We can run a chi-squared test to be sure. This is a statistical test to
see whether there is a difference in the probability of event,
or whether a participant died over follow-up, by the quartiles of
greenspace We do this with the chisq.test() function.
## Chi-squared test
chisq.test(tab)
##
## Pearson's Chi-squared test
##
## data: tab
## X-squared = 1.3556, df = 3, p-value = 0.716
OK, how do we interpret this? Our null hypothesis is that there is no association between mortality at end of follow-up and increasing quartile of greenspace. Our alternative hypothesis is that there is an association between mortality at end of follow-up and increasing quartile of greenspace.
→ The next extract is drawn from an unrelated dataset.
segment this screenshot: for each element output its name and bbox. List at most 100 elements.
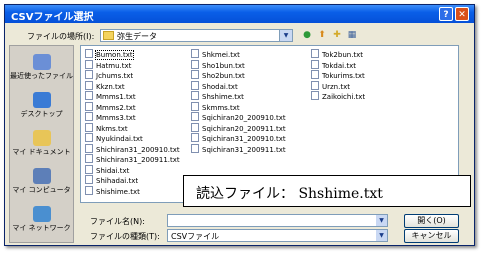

We use a two-sided chi-squared test with alpha=0.05. Assuming no sources of bias and that the null hypothesis is true, the probability of observing increases in mortality at end of follow-up with increasing quartiles of greenspace as or more extreme as those produced in these data is 0.716. Since p>0.05, we fail to reject the null hypothesis and conclude that greenspace is not associated with mortality at end of follow-up (under the assumptions stated above). In other words, we don’t see a relationship between greenspace exposure and our outcome (dying over followup).